In British schools the systematic exploitation and oppression of the Irish people over eight centuries is ignored. Ireland has been subject to conquest and reconquest by its English neighbour since Norman times. The rise of capitalism in England gave these conquests a savage character.
It was the English Revolution of 1642-1649 that brought the English capitalists to power. Oliver Cromwell and the New Model Army led a revolution that ended in the proclamation of a Republic. The radical, plebeian ranks of the New Model Army wanted to go much further, however. The ‘Levellers’, as they were called, demanded the fullest possible democracy. Some even called for a communistic distribution of property.
Cromwell was not prepared to stomach such demands. In order to smother the revolutionary elements in the New Model Army, he tied them up in a war in Ireland. As well as being a horrific tragedy for Ireland, the conquest ensured the victory of counter-revolution and Restoration in England.
Cromwell engaged in a ruthless campaign, resulting in the deaths of up to 40% of the Irish population. After besieging the town of Drogheda in September 1649, Cromwell’s troops slaughtered an estimated 2,000 people, including civilians.
Ethnic cleansing followed the slaughter. The 1652 Act of Settlement decreed that the people of Ulster, Leinster and Munster were to be ‘transplanted’ west of the River Shannon into counties Connaught and Clare, on pain of death. They were to make way for a new wave of largely English and Protestant landowners.
As a result of this counter-revolutionary war, a wave of speculators made large fortunes. Ireland came to be completely dominated by a class of absentee English landlords, and a host of parasitic middlemen that stood between them and the tenants.
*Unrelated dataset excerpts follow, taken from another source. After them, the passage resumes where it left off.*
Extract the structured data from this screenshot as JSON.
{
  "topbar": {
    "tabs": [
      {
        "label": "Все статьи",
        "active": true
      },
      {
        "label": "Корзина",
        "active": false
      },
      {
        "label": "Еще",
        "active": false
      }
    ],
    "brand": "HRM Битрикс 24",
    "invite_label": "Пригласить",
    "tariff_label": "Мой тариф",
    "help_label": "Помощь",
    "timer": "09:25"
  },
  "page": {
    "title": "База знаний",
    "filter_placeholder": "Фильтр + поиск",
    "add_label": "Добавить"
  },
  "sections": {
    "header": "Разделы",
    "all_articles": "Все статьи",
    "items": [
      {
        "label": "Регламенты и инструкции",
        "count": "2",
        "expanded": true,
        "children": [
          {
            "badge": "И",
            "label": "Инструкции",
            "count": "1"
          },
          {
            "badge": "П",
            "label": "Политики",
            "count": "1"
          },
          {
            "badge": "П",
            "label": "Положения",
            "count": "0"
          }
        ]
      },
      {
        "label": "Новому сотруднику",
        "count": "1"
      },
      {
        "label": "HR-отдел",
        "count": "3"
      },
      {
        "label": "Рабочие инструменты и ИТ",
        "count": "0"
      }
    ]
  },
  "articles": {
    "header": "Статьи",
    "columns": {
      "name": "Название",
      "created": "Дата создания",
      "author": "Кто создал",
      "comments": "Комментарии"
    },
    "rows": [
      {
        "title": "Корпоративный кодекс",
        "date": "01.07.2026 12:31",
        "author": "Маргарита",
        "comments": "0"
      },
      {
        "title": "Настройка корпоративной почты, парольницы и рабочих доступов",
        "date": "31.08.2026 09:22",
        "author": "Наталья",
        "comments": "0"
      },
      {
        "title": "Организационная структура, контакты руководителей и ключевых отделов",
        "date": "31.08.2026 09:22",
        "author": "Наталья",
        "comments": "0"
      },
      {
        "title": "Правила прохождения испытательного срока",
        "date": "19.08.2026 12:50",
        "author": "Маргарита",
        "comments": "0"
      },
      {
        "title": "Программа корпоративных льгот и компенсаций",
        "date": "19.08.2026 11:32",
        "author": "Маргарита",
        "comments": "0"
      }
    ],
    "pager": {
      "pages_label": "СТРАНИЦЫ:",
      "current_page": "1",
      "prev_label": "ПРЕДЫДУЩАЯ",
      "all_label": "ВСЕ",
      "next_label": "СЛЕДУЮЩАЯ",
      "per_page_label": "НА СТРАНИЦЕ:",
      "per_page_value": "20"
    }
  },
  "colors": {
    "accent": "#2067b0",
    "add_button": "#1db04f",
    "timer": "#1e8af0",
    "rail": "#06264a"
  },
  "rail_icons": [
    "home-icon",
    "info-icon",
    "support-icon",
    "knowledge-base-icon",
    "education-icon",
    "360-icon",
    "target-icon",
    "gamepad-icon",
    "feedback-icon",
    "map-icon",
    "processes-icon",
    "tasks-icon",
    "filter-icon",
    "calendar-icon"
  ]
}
Ireland once again erupted into open conflict during the Williamite Wars of 1688-1691. Much unionist mythology has been weaved out of this war. It is presented as a fight between ‘freedom-loving’ Protestants and the ‘authoritarian’ Catholics. The conflict was really a struggle within the ruling class. One section fought to retain the avowed Catholic, James II, as king; while the majority of the capitalists supported the seizure of the English throne by the Dutch adventurer, William of Orange.
Isolated in England, James fled to France, later returning to Ireland where he sought to find a base from which to reconquer his throne. The Irish masses had no stake in this conflict. Whichever side won, the abysmal economic situation of the poor would not improve.
Triumphant in the war, William sought to prevent the Irish masses from rearing their heads again. Using the tactic of divide and rule, which the British ruling class came to master, Penal Laws were passed that targeted Catholics and also Presbyterians. The Anglican Church, the church of the landowners and aristocrats, was proclaimed as the official church in Ireland.
In the late 18th Century, the French Revolution ignited the accumulated anger of the Protestant and Catholic poor. Inspired by its revolutionary democratic spirit, the Society of United Irishmen was formed in October 1791. It stood for Irish independence, which it correctly saw as unachievable without a social revolution. To do so, it sought to unite the Irish masses across the religious divide.
In County Armagh ongoing disputes over land had been whipped up by agents of the landlords and the middlemen to drive up rents. This led to violence between armed groups of Protestant farmers called the ‘Peep o’ Day Boys’ and armed Catholics known as the ‘Defenders’. Through their agitation, the United Irishmen succeeded in uniting these groups to fight for their common interests. Violence subsided.
Wolfe Tone, the leader of the United Irishmen, appealed directly to ‘the men of no property’ – the Irish workers and poor. Such a revolutionary message attracted the Irish masses, and by 1797 the United Irishmen had 200,000 members, Catholic and Protestant alike. The British ruling class were terrified of the prospect of revolution in Ireland, which could easily spread to Britain.
To destroy the revolutionary threat, the government once again employed sectarianism. Declaring the largely Protestant-led United Irishmen to be Catholic plot, the British state revived violence between the Peep o’ Day Boys and the Defenders. Out of the violence, the Orange Order was forged in 1795 as a cross-class Protestant alliance designed to forestall revolution.
To terrorise the Catholic poor and further drive them away from the Protestant poor, the Order carried out pogroms against Catholics. In County Armagh alone, over 7,000 Catholics were expelled in 1795.
Two failed uprisings by the United Irishmen in 1798 were brutally suppressed by the British state. To prevent such a rising from happening again, an example needed to be set. Rebels who surrendered or were captured were executed. Wolfe Tone was sentenced to death by hanging but committed suicide in prison. His example nevertheless remains an inspiration for revolutionaries in Ireland and beyond to this day.